People play “Everybody Hurts” in the moments where they know you should be sad. It’s played in commercials that show abused animals, or starving children in other countries. It’s played during retrospectives of some horrible violence that has taken place. Just last week, it played in a video tribute for the victims of the Las Vegas terrorist attack. It is one of those songs that has taken on its own life outside of the life that was intended for it. The band wrote it as a song aimed at teens, which is why the lyrics are so simple, straightforward, and pleading. The band looked at the high suicide rate among teenagers in the year leading up to the album’s recording and wanted to write a song that might keep someone alive. At the end of the song, Stipe repeatedly croons the words “hold on,” with an intensity that seems to multiply each time, so that it seems like he is pleading with himself as much as he is pleading with any listener. “Everybody Hurts” is the kind of song you make if you know you have friends who need it—and I did, and I’m sure I still do. I’ve heard it played at funerals for pals who didn’t know any other way out but darkness, and I’ve heard it played in bedrooms while someone was trying to force their way out of some grief that had been dragging them down. I will go on record as saying that I don’t think it is R.E.M.’s finest song — maybe not even the finest song on this record — but it’s the one I know I’ve needed to hear in more moments than I can count.
Kurt Cobain wanted to make an album like Automatic for the People. In 1993, he insisted that Nirvana’s next album would be acoustic and ethereal, like Automatic. He, maybe, wanted to talk about pain and survival as plainly as Stipe found his way to doing over the orchestral melodies on Automatic, a quiet but layered offering. Stipe and Cobain were close friends and inspirations, and Cobain wanted to make an album that sounded like Nirvana’s Unplugged album, recorded in the fall of 1993 but not released until the following year, after Cobain was already dead.

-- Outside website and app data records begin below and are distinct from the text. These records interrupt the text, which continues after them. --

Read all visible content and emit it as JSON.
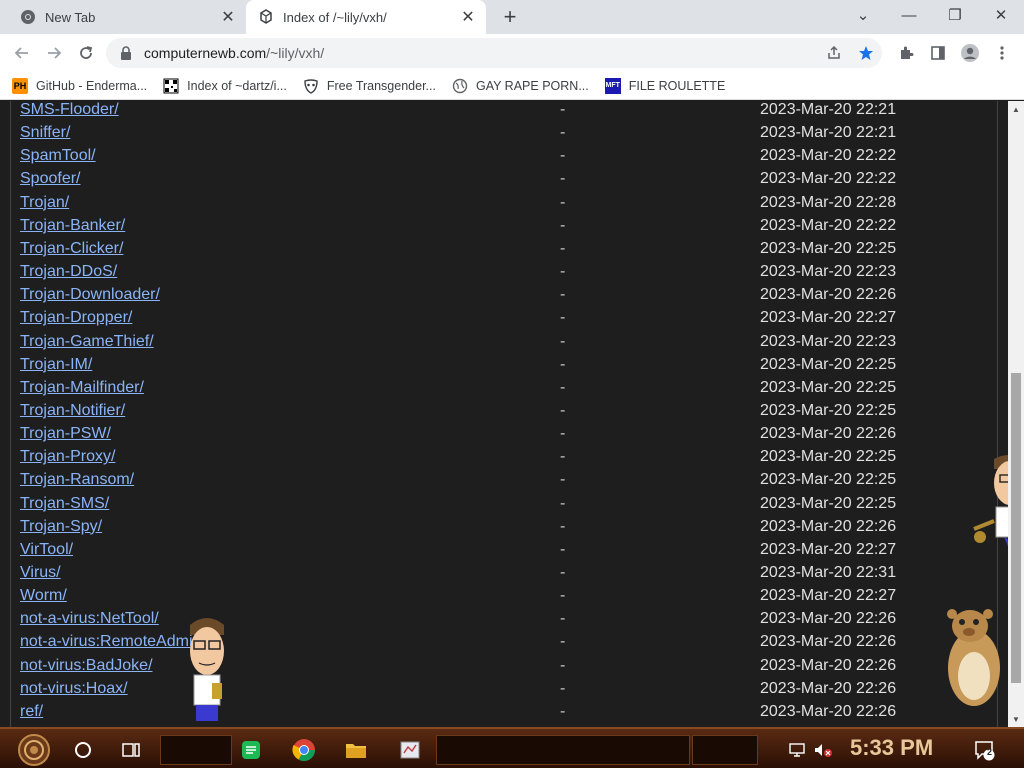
{
  "tabs": [
    {
      "title": "New Tab",
      "icon": "chrome-icon",
      "active": false
    },
    {
      "title": "Index of /~lily/vxh/",
      "icon": "page-icon",
      "active": true
    }
  ],
  "window_controls": {
    "tab_search": "⌄",
    "minimize": "—",
    "restore": "❐",
    "close": "✕"
  },
  "toolbar": {
    "url_host": "computernewb.com",
    "url_path": "/~lily/vxh/"
  },
  "bookmarks": [
    {
      "label": "GitHub - Enderma...",
      "icon": "ph-icon"
    },
    {
      "label": "Index of ~dartz/i...",
      "icon": "qr-icon"
    },
    {
      "label": "Free Transgender...",
      "icon": "mask-icon"
    },
    {
      "label": "GAY RAPE PORN...",
      "icon": "globe-icon"
    },
    {
      "label": "FILE ROULETTE",
      "icon": "mft-icon"
    }
  ],
  "listing": [
    {
      "name": "SMS-Flooder/",
      "size": "-",
      "date": "2023-Mar-20 22:21"
    },
    {
      "name": "Sniffer/",
      "size": "-",
      "date": "2023-Mar-20 22:21"
    },
    {
      "name": "SpamTool/",
      "size": "-",
      "date": "2023-Mar-20 22:22"
    },
    {
      "name": "Spoofer/",
      "size": "-",
      "date": "2023-Mar-20 22:22"
    },
    {
      "name": "Trojan/",
      "size": "-",
      "date": "2023-Mar-20 22:28"
    },
    {
      "name": "Trojan-Banker/",
      "size": "-",
      "date": "2023-Mar-20 22:22"
    },
    {
      "name": "Trojan-Clicker/",
      "size": "-",
      "date": "2023-Mar-20 22:25"
    },
    {
      "name": "Trojan-DDoS/",
      "size": "-",
      "date": "2023-Mar-20 22:23"
    },
    {
      "name": "Trojan-Downloader/",
      "size": "-",
      "date": "2023-Mar-20 22:26"
    },
    {
      "name": "Trojan-Dropper/",
      "size": "-",
      "date": "2023-Mar-20 22:27"
    },
    {
      "name": "Trojan-GameThief/",
      "size": "-",
      "date": "2023-Mar-20 22:23"
    },
    {
      "name": "Trojan-IM/",
      "size": "-",
      "date": "2023-Mar-20 22:25"
    },
    {
      "name": "Trojan-Mailfinder/",
      "size": "-",
      "date": "2023-Mar-20 22:25"
    },
    {
      "name": "Trojan-Notifier/",
      "size": "-",
      "date": "2023-Mar-20 22:25"
    },
    {
      "name": "Trojan-PSW/",
      "size": "-",
      "date": "2023-Mar-20 22:26"
    },
    {
      "name": "Trojan-Proxy/",
      "size": "-",
      "date": "2023-Mar-20 22:25"
    },
    {
      "name": "Trojan-Ransom/",
      "size": "-",
      "date": "2023-Mar-20 22:25"
    },
    {
      "name": "Trojan-SMS/",
      "size": "-",
      "date": "2023-Mar-20 22:25"
    },
    {
      "name": "Trojan-Spy/",
      "size": "-",
      "date": "2023-Mar-20 22:26"
    },
    {
      "name": "VirTool/",
      "size": "-",
      "date": "2023-Mar-20 22:27"
    },
    {
      "name": "Virus/",
      "size": "-",
      "date": "2023-Mar-20 22:31"
    },
    {
      "name": "Worm/",
      "size": "-",
      "date": "2023-Mar-20 22:27"
    },
    {
      "name": "not-a-virus:NetTool/",
      "size": "-",
      "date": "2023-Mar-20 22:26"
    },
    {
      "name": "not-a-virus:RemoteAdmin/",
      "size": "-",
      "date": "2023-Mar-20 22:26"
    },
    {
      "name": "not-virus:BadJoke/",
      "size": "-",
      "date": "2023-Mar-20 22:26"
    },
    {
      "name": "not-virus:Hoax/",
      "size": "-",
      "date": "2023-Mar-20 22:26"
    },
    {
      "name": "ref/",
      "size": "-",
      "date": "2023-Mar-20 22:26"
    }
  ],
  "taskbar": {
    "clock": "5:33 PM",
    "notification_count": "2",
    "apps": [
      "start-orb-icon",
      "cortana-icon",
      "task-view-icon",
      "notes-icon",
      "chrome-icon",
      "file-explorer-icon",
      "paint-icon"
    ]
  },
  "colors": {
    "link": "#8ab4f8",
    "background": "#1e1e1e",
    "taskbar": "#3a1608"
  }
}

Kurt Cobain killed himself, which isn’t news to anyone reading this. His body was found on April 8, 1994, nearly a year to the day after “Everybody Hurts” was released as a single. He had been obsessed with Automatic for the People in the moments leading up to his death. When I hear the song played now as the soundtrack to all grief and all survival, I think of Cobain. How maybe this is the album’s message above all other messages: that even when you want to save the people closest to you, you sometimes can’t. You can build a million lifeboats, but sometimes the water will always be too much to survive.